MUSINGS: Navigating in cars … and life

By Jennifer Hearn
The Scene staff

I have a confession: I don’t know how to drive.

I just turned 29, and I still don’t have a driver’s license. When people find this out, they make all kinds of guesses about why it is so.

A couple years ago, after a night of clubbing, my friends and I went to IHOP, our favorite post-party spot. We were joined by a young man my friend had met at the bar. Driving came up in conversation, and I mentioned that I didn’t have a driver’s license.

“Too many DUIs?” the man asked.

“Umm … No. I just never learned to drive,” I replied.

Looking back, I can’t help but laugh at that moment. It was 2 a.m., and this young man had just watched me consume quite a bit of liquor. It was easy for him to draw the conclusion that I had lost my driver’s license.

The truth is, not only do I not know how to drive, I have little knowledge of cars or how they work. My boyfriend always has to explain to me on cold mornings that he just can’t start the car and turn on the heat.
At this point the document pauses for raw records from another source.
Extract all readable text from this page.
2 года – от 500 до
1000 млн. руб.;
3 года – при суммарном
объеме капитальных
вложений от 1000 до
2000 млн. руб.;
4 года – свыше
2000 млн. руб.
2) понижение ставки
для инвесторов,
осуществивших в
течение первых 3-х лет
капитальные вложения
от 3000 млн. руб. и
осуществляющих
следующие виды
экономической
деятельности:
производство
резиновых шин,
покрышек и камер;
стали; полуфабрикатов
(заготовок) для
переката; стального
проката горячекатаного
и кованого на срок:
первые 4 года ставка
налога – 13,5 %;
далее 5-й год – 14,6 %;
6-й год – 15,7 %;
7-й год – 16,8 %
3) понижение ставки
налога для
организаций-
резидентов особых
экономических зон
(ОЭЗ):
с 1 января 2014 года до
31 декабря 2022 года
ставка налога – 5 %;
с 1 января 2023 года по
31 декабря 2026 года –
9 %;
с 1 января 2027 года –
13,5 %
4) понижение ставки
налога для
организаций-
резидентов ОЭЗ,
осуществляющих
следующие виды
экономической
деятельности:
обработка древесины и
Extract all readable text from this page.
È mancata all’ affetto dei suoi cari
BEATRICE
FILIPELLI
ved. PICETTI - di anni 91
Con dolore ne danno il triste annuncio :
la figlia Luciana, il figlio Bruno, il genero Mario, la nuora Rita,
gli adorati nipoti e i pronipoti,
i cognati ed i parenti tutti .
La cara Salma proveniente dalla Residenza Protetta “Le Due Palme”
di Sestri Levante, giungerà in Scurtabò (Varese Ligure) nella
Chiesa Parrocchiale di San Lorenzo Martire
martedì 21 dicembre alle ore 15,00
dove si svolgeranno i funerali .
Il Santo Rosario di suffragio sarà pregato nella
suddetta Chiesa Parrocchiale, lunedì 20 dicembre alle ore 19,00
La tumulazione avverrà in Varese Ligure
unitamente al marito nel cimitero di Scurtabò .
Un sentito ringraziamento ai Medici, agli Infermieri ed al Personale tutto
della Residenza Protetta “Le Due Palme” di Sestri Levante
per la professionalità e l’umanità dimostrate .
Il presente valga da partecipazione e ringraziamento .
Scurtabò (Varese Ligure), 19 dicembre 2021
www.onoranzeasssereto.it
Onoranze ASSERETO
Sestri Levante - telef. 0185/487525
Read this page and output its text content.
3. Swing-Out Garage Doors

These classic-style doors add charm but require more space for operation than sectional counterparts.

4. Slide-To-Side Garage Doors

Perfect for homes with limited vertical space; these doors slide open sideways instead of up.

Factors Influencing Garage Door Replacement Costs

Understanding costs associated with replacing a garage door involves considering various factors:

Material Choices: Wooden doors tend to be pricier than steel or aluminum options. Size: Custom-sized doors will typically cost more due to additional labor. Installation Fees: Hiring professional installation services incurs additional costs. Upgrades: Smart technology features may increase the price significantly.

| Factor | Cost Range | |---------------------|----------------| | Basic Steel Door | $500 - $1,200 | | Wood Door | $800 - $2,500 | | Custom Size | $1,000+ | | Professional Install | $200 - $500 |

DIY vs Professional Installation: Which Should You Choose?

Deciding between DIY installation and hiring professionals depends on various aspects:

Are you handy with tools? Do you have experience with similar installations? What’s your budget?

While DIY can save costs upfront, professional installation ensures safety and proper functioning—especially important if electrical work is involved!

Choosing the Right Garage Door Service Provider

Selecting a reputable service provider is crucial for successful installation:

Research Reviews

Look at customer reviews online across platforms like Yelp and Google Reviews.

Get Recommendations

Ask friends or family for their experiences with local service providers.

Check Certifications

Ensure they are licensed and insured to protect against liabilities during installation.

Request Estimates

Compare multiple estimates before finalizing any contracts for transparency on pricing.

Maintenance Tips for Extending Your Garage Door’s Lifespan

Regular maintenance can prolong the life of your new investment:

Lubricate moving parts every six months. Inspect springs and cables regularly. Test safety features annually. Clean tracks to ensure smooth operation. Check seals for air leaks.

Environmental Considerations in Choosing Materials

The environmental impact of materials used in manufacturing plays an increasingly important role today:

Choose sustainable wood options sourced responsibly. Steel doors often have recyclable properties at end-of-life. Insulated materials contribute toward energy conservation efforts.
The car has to “warm up” first.

Cars are part a big part of life, whether or not you drive.

If I am not riding the bus somewhere, I am catching a ride with someone. We live in an urban area full of streets and highways, so cars are everywhere. And car commercials are very popular and entertaining.

I am not completely familiar with the internal-combustion engine, but I do know some parts of a car are more important than others. It strikes me that a few parallels can be drawn between cars and humans.

I ask myself, “What drives me? If my life or body were a car, how would it function? What condition would it be in?”

One vital part of a car is a set of tires. You can have fresh oil and a full tank of gas, but without tires, you aren’t going anywhere.

Almost as important is tire condition. It can affect the way a car drives and the safety of its passengers.

One aspect of condition is traction. It essentially is what moves a car from Point A to Point B. It helps tires grip the road, keeping the wheels from spinning around and around.

Tread allows cars to drive over all kinds of things without stopping or without the driver losing control. If tires have no tread, they are considered “bald,” and that is very dangerous. A car is more likely to hydroplane or even have a blowout.

I don’t want to suffer a blowout at an inconvenient time, so I try to keep my feelings in check. I breathe through minor annoyances and try to resolve big issues as they arise instead of letting them build up and wear me down.

Navigation isn’t essential to car function, but it is essential to getting where you need to go in a timely manner and without frustration. The three main navigational tools for people are GPS devices, paper maps and verbal directions.

What are you using to navigate life?

If you are using a GPS, then you know about possible obstacles ahead. You are able to “reroute” your plans and find alternate routes to achieve your goals.

A paper map doesn’t get updated once it is printed. If this is what you’re using, you may be following a route that is no longer the quickest to reach your destination. A road you may have traveled for years might be closed, and you will have no idea until you get there.

Relying on people to give you directions is not always a good idea, either. It can be a crapshoot. A person could be really good at pointing out landmarks and turns, or he could have only a vague idea of what he’s doing.

It’s OK to listen to someone else’s suggestions, but it is best to be prepared and to follow your own plan.

We all know fuel is important to car function. Some would say it’s the most important factor. Even with brand-new tires and exact directions, your car simply won’t move without gas.

It’s also important for human beings to have the fuel they need to keep going.

Some people always keep their tanks full. They get enough sleep, eat the right foods and know when to give themselves a little TLC.

Others run on half a tank. They burn the midnight oil a few nights a week and stop at drive-thrus when there’s no time for healthy meals. They stretch themselves too thin by saying “yes” to too many requests.

The key here is stopping to refuel to avoid getting caught on “E.”

Then there are the people who always drive on empty tanks. They stretch every gallon of gas they can. Even when their warning lights come on, they push to go one more place.

In other words, they’re “running on fumes.”

You know the type. He hasn’t had a decent night’s sleep all week. He opts for an energy drink instead of breakfast. He works, goes to school and does projects nonstop without caring for himself. It’s only a matter of time before he sputters out.

If I were a car, I am not sure what kind of car I would be. I would want to be in good enough condition to navigate the twists and turns of life. What’s under the hood is more important that a few scratches or rust spots.

The fact is, I’ve seen plenty of cars with fresh paint jobs on chrome wheels stalled out at the side of the road.